Where to meet?

Clarion Congress & Hotel, Sirius

Authors

Toni Ryynänen, Senior Researcher, University of Helsinki, Ruralia Institute, toni.ryynanen@helsinki.fi

Saana Santalahti, Doctoral Candidate, University of Helsinki, Faculty of Arts, saana.santalahti@helsinki.fi

Torsti Hyyryläinen, Research Director, University of Helsinki, Ruralia Institute, torsti.hyyrylainen@helsinki.fi

Topic: Developing Participatory Public e-services for Rural Peripheries

Keywords: Digitalisation, digital public services, e-services, participation, participatory development

Abstracts

Purpose of this abstract is to provide an overview on participatory digital technologies used in the public sector. Academic research on information systems increased substantially in the 1990s. The 2000s witnessed the similar surge of studies covering the issues of eGovernment. Recently, researchers have been addressing participatory public e-services by analysing concrete development cases.

There are unique challenges for citizens’ participation in developing remote locations. The key question for rural areas is how to provide high-quality and sustainable public services, and to support the adoption of novel technological innovations given that these areas are often characterised by long distances, expensive service production per capita, scarce material and human resources and lack of access to the latest innovations. Technology developers introduce novel solutions, but the public sector actors tend to realise only short experiments, which seldom results in viable services or products. In addition, the public sector scarcely collects or evaluates the experiences afterwards, and therefore, the best practices are only randomly identified.

We identified participatory technologies and methods already utilised in the public sector and those that could have promising prospects in the near future. Literature review, web searches and case analyses based on convenient sampling resulted in 15 technologies. We divided them further into three groups, based on their current or hypothetical future usage and popularity. These are The Cold Techs (e.g. E-forms and feedback forms, online questionnaires), which are very basic online technologies and commonly used. The Hot Techs (e.g map and GIS-based technologies, mobile apps and platforms, hybrid digital platforms, chatbots and digital recommendation systems, social media, participatory design/living labs, and crowdsourcing platforms) are technologies that are used, tested or developed actively at the moment. The Warm Techs (e.g. virtual reality and augmented reality, virtual assistants, games and 3D applications, real time participation technologies, and blockchain technologies) could make a breakthrough in the future, but are currently still not in widespread use.
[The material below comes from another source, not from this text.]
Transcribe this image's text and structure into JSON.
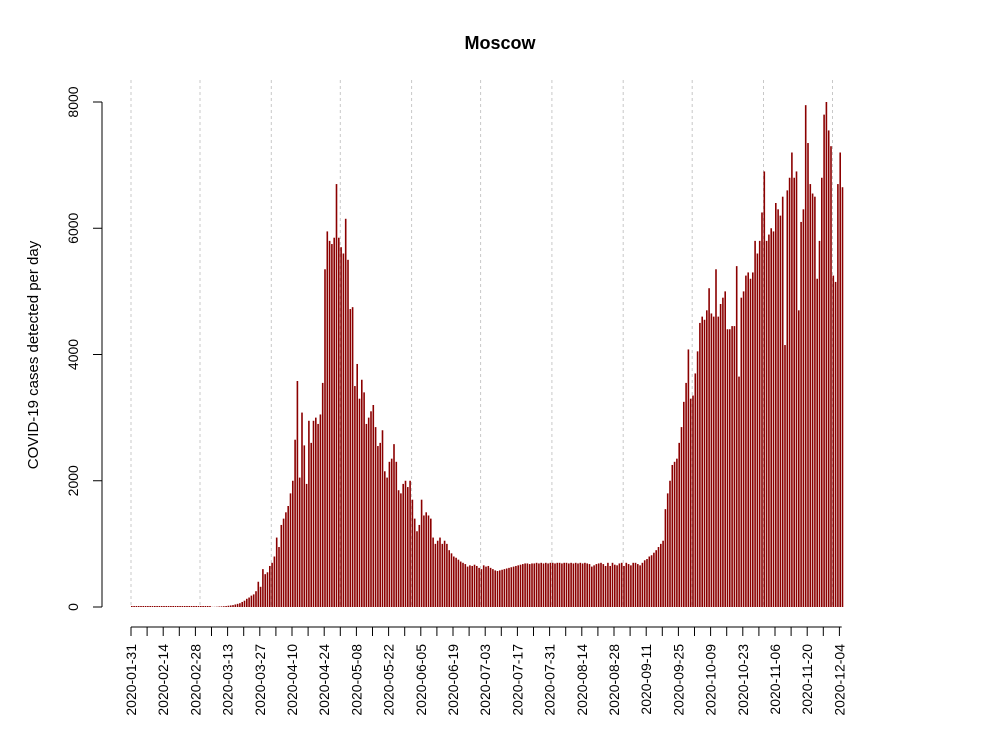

The identified technologies are analysed in the participatory framework and contrasted against the rural context. The user perspective should be one of the central considerations when utilising participatory technologies. Participation should be made low-threshold and the technology used should feel rewarding or motivating in itself. Whereas older technologies are exploiting citizen participation for identifying possible problems, the future of citizen participation may increasingly rely on technologies that enable users to participate in problem-solving and other co-creative practises.
The abstract is based on the first stage of “Emergreen – Emerging Technologies for Greener Communities” research project funded by EU’s Northern Periphery and Arctic programme (2018-2021).